Orig | Devpost

About explains how Orig invisibly signs files, verifies ownership, and keeps images local in the browser.
Privacy explains what Orig stores locally, what stays in the browser, and how users stay in control of their data.
Local profile data is used to embed creator identity into signed files.
Sign embeds an invisible ownership signature and downloads a protected copy.
Verify scans images or PDFs for hidden Orig ownership signatures.
The registry stores signed files, timestamps, and proof records.

Inspiration

Independent artists share their work online every day, but once an image is reposted, screenshotted, or separated from its original account, proving ownership becomes difficult. Most watermarking tools are either visible, expensive, cloud-based, or built for enterprise users. We built Orig to give creators a simple local-first way to attach proof of ownership directly to their work without uploading it anywhere.

What it does

Orig lets artists invisibly sign images and PDFs in the browser. For images, Orig embeds ownership data directly into the pixel data using steganography. For PDFs, Orig adds a verifiable signature payload to the document. Artists can later verify a file by uploading it onto Orig. The app can show whether the file contains their signature, another artist’s signature, or no Orig signature. Orig also includes a local registry that records signed files, timestamps, hashes, previews, and exportable CSV/JSON records.

How we built it

We built Orig with Next.js, TypeScript, and Tailwind CSS. Image signing uses the browser Canvas API to read and modify pixel data locally. The hidden image signature is encoded with custom LSB steganography.

For PDFs, we used pdf-lib to embed an Orig signature marker and ownership payload into the PDF file while keeping the workflow browser-based. The signed PDF can then be downloaded and later checked for the embedded Orig marker and signature data.

Verification decodes the hidden payload from images, compares the artist ID with the local profile, and uses a rotation-tolerant visual hash to distinguish normal rotation from actual visual edits. For PDFs, verification checks for the embedded Orig PDF signature payload. The app stores profile data and the signing registry in localStorage. Files are processed locally in the browser and are not uploaded to a server.

Challenges we ran into

The hardest part was balancing ownership verification with realistic file changes. Exact pixel hashes were too strict: rotating an image, saving it, or rotating it back could trigger false “changed” warnings. We solved this by separating signature detection from visual-content comparison and adding a rotation-tolerant visual hash.

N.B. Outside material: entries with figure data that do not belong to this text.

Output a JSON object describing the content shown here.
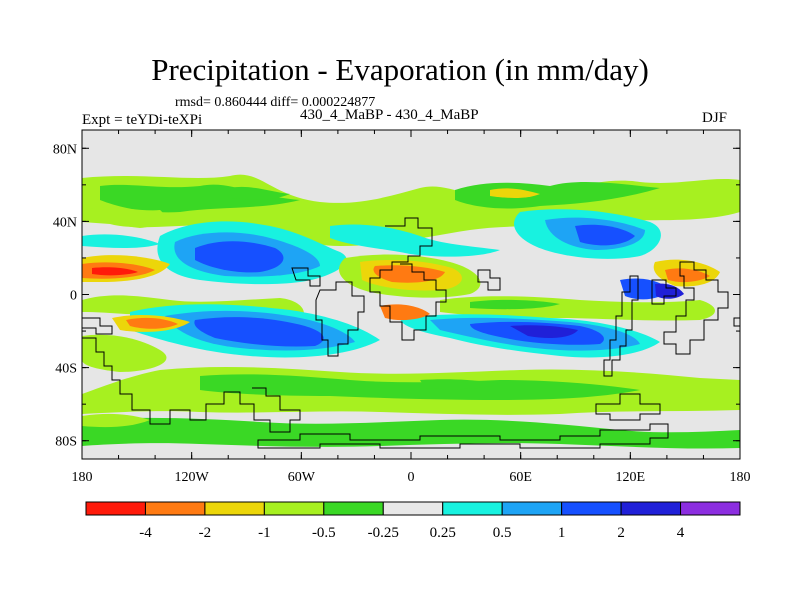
{
  "figure": {
    "title": "Precipitation - Evaporation (in mm/day)",
    "stats_line": "rmsd= 0.860444 diff= 0.000224877",
    "experiment_label": "Expt = teYDi-teXPi",
    "case_label": "430_4_MaBP - 430_4_MaBP",
    "season_label": "DJF"
  },
  "map": {
    "projection": "cylindrical-equidistant",
    "lon_range": [
      -180,
      180
    ],
    "lat_range": [
      -90,
      90
    ],
    "background_color": "#e6e6e6",
    "lat_ticks": [
      {
        "value": 80,
        "label": "80N"
      },
      {
        "value": 40,
        "label": "40N"
      },
      {
        "value": 0,
        "label": "0"
      },
      {
        "value": -40,
        "label": "40S"
      },
      {
        "value": -80,
        "label": "80S"
      }
    ],
    "lon_ticks": [
      {
        "value": -180,
        "label": "180"
      },
      {
        "value": -120,
        "label": "120W"
      },
      {
        "value": -60,
        "label": "60W"
      },
      {
        "value": 0,
        "label": "0"
      },
      {
        "value": 60,
        "label": "60E"
      },
      {
        "value": 120,
        "label": "120E"
      },
      {
        "value": 180,
        "label": "180"
      }
    ]
  },
  "colorbar": {
    "levels": [
      "-4",
      "-2",
      "-1",
      "-0.5",
      "-0.25",
      "0.25",
      "0.5",
      "1",
      "2",
      "4"
    ],
    "colors": [
      "#ff1a0a",
      "#ff7a12",
      "#ecd60a",
      "#a7f020",
      "#3ad825",
      "#e8e8e8",
      "#18f2e0",
      "#1ea4f5",
      "#1650ff",
      "#2020d8",
      "#8c2ee0"
    ]
  }
}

We also had to make the registry useful, not just decorative. We added preview, re-download, and re-verify flows so a registry entry can become part of the verification workflow.

Accomplishments that we're proud of

We are proud that Orig works as a practical local-first creative tool. Users can sign an image, download it, verify it, view it in the registry, and re-verify it later without accounts, uploads, or a backend.

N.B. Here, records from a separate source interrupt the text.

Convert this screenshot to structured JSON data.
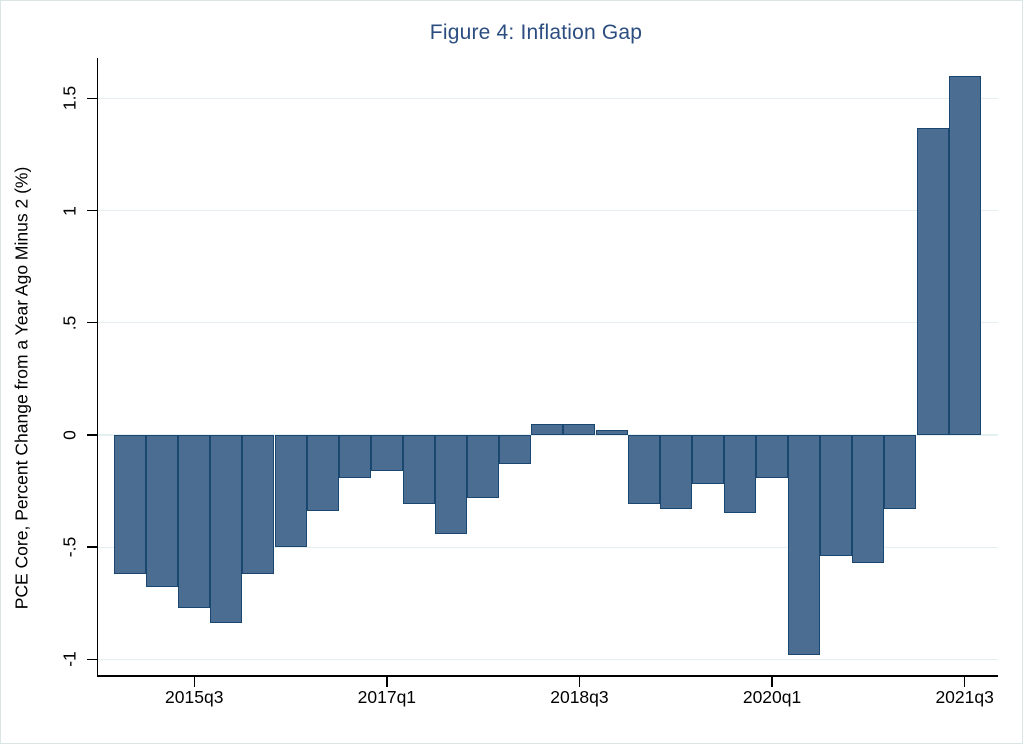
{
  "figure": {
    "background": "#ffffff",
    "frame_border_color": "#d9e6e6"
  },
  "chart_data": {
    "type": "bar",
    "title": "Figure 4: Inflation Gap",
    "title_color": "#2b4d80",
    "ylabel": "PCE Core, Percent Change from a Year Ago Minus 2 (%)",
    "xlabel": "",
    "categories": [
      "2015q1",
      "2015q2",
      "2015q3",
      "2015q4",
      "2016q1",
      "2016q2",
      "2016q3",
      "2016q4",
      "2017q1",
      "2017q2",
      "2017q3",
      "2017q4",
      "2018q1",
      "2018q2",
      "2018q3",
      "2018q4",
      "2019q1",
      "2019q2",
      "2019q3",
      "2019q4",
      "2020q1",
      "2020q2",
      "2020q3",
      "2020q4",
      "2021q1",
      "2021q2",
      "2021q3"
    ],
    "values": [
      -0.62,
      -0.68,
      -0.77,
      -0.84,
      -0.62,
      -0.5,
      -0.34,
      -0.19,
      -0.16,
      -0.31,
      -0.44,
      -0.28,
      -0.13,
      0.05,
      0.05,
      0.02,
      -0.31,
      -0.33,
      -0.22,
      -0.35,
      -0.19,
      -0.98,
      -0.54,
      -0.57,
      -0.33,
      1.37,
      1.6
    ],
    "ylim": [
      -1.07,
      1.68
    ],
    "yticks": [
      {
        "value": 1.5,
        "label": "1.5"
      },
      {
        "value": 1,
        "label": "1"
      },
      {
        "value": 0.5,
        "label": ".5"
      },
      {
        "value": 0,
        "label": "0"
      },
      {
        "value": -0.5,
        "label": "-.5"
      },
      {
        "value": -1,
        "label": "-1"
      }
    ],
    "xticks": [
      {
        "index": 2,
        "label": "2015q3"
      },
      {
        "index": 8,
        "label": "2017q1"
      },
      {
        "index": 14,
        "label": "2018q3"
      },
      {
        "index": 20,
        "label": "2020q1"
      },
      {
        "index": 26,
        "label": "2021q3"
      }
    ],
    "bar_color": "#4c6d92",
    "bar_border_color": "#1a476f",
    "grid_color": "#e4eff2",
    "grid": true,
    "legend": "none"
  }
}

We are also proud of the plain-English UX. The app does not force artists to understand steganography, hashes, or browser storage to use it.

What we learned

We learned that invisible signing is not just a cryptography problem; it is also a product design problem. A technically correct warning can still feel wrong if normal user behavior, like rotating an image, triggers it.

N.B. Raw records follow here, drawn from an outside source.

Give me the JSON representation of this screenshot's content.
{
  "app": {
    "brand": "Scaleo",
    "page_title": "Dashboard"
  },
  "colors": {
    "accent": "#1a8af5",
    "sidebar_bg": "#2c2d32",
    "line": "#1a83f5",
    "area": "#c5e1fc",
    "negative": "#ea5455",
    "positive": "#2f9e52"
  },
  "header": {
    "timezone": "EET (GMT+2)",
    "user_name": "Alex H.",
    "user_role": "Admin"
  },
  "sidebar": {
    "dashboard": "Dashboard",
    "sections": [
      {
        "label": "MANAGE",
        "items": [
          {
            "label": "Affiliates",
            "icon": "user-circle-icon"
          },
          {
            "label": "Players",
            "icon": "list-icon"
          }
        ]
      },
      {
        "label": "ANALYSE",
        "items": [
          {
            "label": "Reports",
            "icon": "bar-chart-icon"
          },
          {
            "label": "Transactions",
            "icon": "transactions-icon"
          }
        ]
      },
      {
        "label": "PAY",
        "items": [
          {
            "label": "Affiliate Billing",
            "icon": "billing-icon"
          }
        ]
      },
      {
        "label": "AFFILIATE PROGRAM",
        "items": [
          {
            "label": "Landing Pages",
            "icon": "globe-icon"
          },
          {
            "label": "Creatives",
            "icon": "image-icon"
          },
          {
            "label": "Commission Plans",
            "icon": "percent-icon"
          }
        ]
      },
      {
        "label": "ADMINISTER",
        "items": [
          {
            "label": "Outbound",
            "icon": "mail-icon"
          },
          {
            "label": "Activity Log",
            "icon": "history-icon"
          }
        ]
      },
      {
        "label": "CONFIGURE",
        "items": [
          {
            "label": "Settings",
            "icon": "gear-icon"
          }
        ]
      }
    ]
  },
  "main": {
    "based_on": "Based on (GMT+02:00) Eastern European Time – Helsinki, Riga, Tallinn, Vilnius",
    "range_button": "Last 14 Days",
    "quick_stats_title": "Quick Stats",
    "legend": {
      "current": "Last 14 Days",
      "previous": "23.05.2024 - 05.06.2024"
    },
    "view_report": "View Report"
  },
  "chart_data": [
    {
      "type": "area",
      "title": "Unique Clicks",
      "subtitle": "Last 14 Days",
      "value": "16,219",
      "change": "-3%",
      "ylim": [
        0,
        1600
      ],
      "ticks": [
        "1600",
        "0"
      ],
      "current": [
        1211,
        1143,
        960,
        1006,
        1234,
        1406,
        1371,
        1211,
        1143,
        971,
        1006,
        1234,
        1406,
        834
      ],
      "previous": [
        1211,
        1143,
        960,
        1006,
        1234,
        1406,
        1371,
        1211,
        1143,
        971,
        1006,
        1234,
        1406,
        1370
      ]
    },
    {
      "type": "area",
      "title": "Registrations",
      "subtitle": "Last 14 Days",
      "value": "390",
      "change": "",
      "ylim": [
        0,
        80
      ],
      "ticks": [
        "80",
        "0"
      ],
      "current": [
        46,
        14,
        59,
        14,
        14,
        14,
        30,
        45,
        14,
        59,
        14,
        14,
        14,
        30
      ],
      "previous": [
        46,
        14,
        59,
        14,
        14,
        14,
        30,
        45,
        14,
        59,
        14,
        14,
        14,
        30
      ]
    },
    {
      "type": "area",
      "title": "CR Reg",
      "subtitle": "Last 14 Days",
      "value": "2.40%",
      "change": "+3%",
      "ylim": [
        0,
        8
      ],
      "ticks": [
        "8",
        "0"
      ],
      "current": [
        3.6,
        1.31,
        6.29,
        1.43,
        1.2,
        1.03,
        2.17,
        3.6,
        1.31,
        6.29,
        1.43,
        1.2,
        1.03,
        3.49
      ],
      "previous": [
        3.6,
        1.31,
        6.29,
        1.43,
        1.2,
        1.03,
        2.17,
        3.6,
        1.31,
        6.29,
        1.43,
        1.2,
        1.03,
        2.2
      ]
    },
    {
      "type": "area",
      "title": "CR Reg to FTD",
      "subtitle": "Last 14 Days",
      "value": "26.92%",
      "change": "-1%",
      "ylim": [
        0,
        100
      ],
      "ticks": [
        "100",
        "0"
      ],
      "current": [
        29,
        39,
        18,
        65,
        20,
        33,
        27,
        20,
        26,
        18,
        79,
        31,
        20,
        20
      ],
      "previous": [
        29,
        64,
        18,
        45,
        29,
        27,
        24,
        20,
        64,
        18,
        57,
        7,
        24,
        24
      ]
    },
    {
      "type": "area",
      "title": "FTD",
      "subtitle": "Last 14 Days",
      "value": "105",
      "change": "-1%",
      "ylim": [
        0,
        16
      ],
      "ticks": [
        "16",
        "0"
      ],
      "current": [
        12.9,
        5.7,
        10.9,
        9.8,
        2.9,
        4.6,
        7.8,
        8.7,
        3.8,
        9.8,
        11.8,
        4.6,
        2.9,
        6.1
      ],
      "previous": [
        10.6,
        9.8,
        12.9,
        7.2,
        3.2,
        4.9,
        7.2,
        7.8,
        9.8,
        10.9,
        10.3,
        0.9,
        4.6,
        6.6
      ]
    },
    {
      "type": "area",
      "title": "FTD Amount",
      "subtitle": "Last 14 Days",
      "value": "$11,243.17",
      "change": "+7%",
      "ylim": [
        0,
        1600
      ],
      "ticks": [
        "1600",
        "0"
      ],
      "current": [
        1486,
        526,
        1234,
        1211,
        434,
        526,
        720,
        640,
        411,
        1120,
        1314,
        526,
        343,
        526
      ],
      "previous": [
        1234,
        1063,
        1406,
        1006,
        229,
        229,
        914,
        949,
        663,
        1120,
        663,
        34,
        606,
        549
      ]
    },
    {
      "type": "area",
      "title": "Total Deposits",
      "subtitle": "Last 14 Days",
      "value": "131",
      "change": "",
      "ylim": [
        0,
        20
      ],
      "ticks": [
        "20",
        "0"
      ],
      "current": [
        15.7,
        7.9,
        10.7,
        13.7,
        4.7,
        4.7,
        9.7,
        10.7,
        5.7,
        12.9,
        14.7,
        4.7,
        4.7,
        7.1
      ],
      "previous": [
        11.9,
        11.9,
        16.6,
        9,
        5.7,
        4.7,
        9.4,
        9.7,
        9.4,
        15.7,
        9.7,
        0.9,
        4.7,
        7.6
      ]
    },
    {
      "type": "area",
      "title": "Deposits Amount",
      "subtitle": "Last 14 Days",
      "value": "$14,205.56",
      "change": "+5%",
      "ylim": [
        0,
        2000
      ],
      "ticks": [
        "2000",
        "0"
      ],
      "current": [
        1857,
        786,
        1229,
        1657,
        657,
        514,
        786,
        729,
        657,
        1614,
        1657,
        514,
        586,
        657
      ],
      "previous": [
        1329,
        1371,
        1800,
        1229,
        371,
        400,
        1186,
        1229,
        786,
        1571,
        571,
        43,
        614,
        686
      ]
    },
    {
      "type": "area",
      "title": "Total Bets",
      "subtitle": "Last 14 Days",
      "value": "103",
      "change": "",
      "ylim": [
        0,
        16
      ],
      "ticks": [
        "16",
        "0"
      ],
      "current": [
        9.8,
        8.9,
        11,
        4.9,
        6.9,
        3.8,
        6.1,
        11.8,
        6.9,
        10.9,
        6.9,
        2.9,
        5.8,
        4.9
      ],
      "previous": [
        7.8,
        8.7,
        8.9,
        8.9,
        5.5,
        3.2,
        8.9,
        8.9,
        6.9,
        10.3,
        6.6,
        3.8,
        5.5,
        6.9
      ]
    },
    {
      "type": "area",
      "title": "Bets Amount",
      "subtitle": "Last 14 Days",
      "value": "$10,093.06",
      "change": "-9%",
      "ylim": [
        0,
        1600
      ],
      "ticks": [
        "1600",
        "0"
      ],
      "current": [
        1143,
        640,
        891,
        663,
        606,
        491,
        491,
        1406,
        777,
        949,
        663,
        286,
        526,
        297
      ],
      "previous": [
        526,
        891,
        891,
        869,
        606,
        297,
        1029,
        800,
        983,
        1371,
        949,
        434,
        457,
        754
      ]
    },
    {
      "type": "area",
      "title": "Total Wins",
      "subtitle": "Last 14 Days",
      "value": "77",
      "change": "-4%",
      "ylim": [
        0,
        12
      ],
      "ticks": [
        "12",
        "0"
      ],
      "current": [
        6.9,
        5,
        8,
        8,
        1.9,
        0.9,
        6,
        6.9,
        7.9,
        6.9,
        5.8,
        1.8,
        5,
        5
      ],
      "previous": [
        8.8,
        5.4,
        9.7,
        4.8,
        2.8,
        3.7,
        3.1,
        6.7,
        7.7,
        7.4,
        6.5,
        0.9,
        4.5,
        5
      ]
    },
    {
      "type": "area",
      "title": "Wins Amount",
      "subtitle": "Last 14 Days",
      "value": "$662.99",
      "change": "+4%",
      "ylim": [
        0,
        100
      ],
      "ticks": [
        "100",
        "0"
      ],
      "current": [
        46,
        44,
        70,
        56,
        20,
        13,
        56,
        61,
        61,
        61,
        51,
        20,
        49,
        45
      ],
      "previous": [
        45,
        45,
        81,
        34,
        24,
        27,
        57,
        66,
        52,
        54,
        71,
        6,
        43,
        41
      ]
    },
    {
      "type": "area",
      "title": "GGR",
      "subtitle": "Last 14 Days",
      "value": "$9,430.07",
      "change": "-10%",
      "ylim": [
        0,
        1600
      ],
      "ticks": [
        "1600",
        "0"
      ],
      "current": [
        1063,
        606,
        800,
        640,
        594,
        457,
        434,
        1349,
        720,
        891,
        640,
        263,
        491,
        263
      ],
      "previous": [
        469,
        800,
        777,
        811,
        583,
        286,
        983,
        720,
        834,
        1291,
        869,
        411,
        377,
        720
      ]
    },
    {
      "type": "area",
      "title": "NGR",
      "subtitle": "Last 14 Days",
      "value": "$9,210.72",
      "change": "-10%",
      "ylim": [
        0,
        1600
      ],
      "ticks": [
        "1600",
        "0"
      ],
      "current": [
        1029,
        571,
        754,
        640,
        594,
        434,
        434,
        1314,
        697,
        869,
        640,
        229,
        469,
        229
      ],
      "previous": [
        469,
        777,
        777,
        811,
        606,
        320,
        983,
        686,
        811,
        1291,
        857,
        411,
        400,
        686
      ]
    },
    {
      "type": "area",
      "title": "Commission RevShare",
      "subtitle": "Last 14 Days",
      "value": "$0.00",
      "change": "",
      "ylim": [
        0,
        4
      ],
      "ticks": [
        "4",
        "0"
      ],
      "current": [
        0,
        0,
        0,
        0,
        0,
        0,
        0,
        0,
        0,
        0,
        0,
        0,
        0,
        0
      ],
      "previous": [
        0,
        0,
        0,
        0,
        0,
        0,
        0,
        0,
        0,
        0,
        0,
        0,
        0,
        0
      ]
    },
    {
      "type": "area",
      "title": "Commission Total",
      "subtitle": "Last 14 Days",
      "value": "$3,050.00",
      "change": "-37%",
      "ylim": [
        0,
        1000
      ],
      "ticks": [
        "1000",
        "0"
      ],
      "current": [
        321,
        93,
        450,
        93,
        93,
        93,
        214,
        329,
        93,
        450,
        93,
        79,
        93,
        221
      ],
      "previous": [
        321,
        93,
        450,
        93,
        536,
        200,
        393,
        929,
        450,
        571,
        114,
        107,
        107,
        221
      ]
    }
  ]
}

We also learned how to build a privacy-preserving workflow entirely in the browser using Canvas, File APIs, localStorage, and TypeScript.

What's next for Orig

Next, we would improve to support video signing and video verification. Video requires a different technical approach than images because the signature would need to survive across frames, compression, encoding changes, and platform re-uploads. We did not have enough time during the hackathon to build that pipeline, but it is a natural next step for helping creators protect animations, reels, short films, and other video-based work.

We would also like to add clearer export packages for artists so they can generate a complete proof bundle containing the signed file, registry record, timestamp, and verification result.